The inequities in the structure of public sector compensation are not new and did not arise overnight. Decades of tinkering with compensation systems without solving fundamental issues are contributing factors.
However, this government, your government has decided to take on this decades old problem, because we care about our workers, and we recognize that the current structure is untenable.
This Government, your government, working in partnership with public sector unions, made the decision for us to all engage in the hard work of addressing the structural inequities in public sector compensation through a major public sector compensation restructuring exercise.
The restructuring exercise is designed to remove inequities, make compensation simpler and more transparent while ensuring that Jamaica’s finances remain sustainable.
We recognize that it will not be an easy process, there is pent up anger, mistrust from broken promises, and contentious issues to grapple with. However, rest assured your government is listening.
As a nation, our industrial relations has matured significantly since 1938.
The Government recognizes the significant social and civic capital in our labour movement, and we are confident that together labour and Government can cooperate to usher in the most significant institutional reform of public sector compensation in Jamaica’s history and further to see to the improvement in standard of living and wages generally in the economy.
We recognize too, the importance of utilizing the systems and mechanisms in place to resolve industrial disputes to ensure our economy remains stable so we can be better equipped to respond to the needs of our valued labour force.
We banded together to get through the worst of the pandemic, let us remain united as we emerge into a period where Jamaica is poised for economic take-off and success. Jamaica is heading in the right direction. Together as one family let us sit down around the negotiation table to see how we can make everyone better off.
The theme for this year’s Workers’ Week is “Re-position Jamaica’s Labour Market Post-COVID”; capturing perfectly the thrust of the government which is to place greater emphasis on our country’s human resources to unlock Jamaica’s true potential, and to increase opportunities and shared prosperity for all. We are even more determined to achieve this as we celebrate our 60th anniversary of Independence.

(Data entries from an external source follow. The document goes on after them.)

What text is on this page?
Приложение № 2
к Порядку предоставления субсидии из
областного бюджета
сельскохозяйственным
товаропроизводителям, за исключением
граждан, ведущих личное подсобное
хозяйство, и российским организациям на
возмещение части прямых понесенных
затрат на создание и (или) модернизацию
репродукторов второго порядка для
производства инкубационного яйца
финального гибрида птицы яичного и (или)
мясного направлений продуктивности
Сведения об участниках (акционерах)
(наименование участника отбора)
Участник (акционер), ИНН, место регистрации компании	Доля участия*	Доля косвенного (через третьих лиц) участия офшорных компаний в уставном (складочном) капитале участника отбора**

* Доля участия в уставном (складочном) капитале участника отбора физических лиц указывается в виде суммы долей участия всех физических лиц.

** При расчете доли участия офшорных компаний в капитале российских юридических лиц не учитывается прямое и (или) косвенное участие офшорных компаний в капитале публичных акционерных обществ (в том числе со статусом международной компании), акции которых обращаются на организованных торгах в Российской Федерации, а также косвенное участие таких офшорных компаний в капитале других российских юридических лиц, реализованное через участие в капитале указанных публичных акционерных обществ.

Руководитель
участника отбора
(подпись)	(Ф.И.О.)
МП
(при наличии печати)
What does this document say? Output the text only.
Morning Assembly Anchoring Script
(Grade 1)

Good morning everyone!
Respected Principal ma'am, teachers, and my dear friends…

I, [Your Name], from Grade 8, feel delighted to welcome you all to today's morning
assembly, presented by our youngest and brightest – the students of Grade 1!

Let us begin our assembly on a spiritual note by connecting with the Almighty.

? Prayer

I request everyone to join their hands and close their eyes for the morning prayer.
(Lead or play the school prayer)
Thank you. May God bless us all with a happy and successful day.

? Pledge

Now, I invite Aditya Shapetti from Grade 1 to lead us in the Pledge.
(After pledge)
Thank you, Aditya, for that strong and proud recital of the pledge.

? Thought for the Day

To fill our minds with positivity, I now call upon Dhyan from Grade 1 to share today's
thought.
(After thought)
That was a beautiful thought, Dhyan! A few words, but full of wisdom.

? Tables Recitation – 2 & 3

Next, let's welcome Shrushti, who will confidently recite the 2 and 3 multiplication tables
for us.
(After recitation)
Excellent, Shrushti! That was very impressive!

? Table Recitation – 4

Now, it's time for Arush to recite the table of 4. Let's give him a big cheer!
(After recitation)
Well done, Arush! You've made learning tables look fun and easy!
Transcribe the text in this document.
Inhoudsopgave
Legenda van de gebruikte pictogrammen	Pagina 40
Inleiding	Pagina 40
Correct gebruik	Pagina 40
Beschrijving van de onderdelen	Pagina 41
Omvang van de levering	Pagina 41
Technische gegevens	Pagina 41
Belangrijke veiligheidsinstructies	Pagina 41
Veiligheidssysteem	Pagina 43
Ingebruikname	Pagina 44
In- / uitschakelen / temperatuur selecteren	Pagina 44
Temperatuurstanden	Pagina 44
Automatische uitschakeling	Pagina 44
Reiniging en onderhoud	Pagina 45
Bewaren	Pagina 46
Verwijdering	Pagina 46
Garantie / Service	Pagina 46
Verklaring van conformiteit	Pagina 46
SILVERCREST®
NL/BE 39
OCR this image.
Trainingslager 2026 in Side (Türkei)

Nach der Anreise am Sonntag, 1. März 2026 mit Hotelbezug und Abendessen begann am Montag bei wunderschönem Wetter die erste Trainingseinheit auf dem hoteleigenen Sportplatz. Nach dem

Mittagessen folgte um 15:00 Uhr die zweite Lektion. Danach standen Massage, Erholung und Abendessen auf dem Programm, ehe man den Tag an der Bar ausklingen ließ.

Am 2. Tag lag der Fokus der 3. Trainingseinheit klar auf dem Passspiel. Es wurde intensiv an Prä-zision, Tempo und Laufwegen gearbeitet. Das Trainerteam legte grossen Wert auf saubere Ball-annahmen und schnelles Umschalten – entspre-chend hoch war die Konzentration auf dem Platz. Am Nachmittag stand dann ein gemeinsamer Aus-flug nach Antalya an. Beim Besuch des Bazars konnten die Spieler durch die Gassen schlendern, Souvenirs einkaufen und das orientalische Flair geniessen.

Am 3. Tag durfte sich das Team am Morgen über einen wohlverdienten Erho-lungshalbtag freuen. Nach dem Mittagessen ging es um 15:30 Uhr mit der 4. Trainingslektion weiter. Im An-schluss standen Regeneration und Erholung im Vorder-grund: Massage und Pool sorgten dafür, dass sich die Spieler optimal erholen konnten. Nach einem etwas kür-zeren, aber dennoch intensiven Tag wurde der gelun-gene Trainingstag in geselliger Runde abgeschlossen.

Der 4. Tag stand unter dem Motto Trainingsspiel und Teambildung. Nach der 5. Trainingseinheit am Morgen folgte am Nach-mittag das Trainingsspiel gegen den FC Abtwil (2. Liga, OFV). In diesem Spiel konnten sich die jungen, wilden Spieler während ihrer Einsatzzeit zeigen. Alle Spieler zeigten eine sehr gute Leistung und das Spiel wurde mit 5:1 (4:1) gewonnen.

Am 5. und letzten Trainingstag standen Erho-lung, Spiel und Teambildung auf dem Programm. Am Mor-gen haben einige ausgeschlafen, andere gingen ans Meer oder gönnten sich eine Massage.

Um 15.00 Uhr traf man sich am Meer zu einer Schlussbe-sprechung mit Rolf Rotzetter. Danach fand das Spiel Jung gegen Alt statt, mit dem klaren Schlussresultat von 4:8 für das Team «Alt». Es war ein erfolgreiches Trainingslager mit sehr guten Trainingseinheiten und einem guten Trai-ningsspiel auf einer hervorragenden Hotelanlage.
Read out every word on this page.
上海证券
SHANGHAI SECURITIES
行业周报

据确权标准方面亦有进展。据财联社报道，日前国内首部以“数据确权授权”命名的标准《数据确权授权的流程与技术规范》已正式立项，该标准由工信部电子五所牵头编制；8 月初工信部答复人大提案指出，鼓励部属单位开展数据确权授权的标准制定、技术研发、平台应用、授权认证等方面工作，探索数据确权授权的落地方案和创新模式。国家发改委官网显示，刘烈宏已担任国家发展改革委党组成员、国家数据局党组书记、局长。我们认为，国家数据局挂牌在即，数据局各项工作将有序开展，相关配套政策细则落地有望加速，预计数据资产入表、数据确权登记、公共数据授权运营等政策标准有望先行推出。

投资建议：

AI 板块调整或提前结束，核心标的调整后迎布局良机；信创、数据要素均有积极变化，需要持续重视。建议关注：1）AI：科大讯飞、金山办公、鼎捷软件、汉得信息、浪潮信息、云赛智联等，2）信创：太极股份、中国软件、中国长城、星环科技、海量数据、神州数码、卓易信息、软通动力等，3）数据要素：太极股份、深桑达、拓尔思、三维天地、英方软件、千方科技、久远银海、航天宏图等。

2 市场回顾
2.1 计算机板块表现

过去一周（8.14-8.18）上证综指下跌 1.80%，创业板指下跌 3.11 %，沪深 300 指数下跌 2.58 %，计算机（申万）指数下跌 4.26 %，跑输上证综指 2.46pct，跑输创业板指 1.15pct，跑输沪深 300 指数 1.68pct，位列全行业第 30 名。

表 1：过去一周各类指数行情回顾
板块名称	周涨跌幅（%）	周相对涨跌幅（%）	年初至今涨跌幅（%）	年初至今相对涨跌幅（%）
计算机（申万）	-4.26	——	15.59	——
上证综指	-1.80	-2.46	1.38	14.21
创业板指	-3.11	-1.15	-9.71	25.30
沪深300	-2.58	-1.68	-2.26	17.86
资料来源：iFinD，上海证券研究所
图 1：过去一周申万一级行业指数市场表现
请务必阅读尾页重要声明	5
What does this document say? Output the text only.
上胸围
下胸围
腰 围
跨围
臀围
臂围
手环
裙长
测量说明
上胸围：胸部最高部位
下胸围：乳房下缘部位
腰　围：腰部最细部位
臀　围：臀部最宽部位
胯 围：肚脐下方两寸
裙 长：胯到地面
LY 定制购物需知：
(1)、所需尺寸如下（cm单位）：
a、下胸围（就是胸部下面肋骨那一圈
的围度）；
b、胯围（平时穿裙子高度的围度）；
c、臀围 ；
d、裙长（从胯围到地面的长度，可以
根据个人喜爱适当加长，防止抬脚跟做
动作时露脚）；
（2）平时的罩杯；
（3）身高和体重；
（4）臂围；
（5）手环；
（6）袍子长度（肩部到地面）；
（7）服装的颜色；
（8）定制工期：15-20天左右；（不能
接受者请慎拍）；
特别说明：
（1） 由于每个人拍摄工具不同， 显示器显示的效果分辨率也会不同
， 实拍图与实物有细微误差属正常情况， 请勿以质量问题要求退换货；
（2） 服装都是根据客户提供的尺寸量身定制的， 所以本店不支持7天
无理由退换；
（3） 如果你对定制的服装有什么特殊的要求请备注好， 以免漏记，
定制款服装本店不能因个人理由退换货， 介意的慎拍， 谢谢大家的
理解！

After two years, this labour day finds us enjoying some freedom of movement and gathering. We are able to return to some level of normalcy, our children are in school, and our economy is returning to full productivity, because of the collective sacrifice and cooperation of all Jamaicans, and most critically, because of the dedicated work of our frontline and essential workers and to them we remain deeply thankful.
The freedom to be out and about this labour day means we can mobilize to a greater degree within our communities and across the country, as we action this year’s Labour Day theme “Re-igniting a Nation for Greatness: Protect our Heritage and Environment” which calls on us to “Make Jamaica Criss an Clean.”
However, we must do so responsibly, especially as we are now closely monitoring the effects of a fifth wave of the pandemic, you saw me in my mask earlier.
I will be participating in the National Project at Mandela Park in Half-Way- Tree. I invite all Jamaicans to come together in your various communities and clean up, criss’ up and nice up the place. And oh, by the way, I know many of you will be going out to parties and going to the beach, please…please, please, please, drive carefully. Use our roads carefully.
As Jamaicans, let us tap into our resilience, creativity and indomitable spirit and control what we can in the face of challenges. Let us shake off the difficulties of the last two years and take advantage of the opportunities before us. Together, as we have shown many times in the past we will arrive at satisfactory solutions. Jamaica needs to stay the course as we are heading in the right direction.
Happy Labour Day, God bless you, God bless your family, God bless Jamaica Land We Love.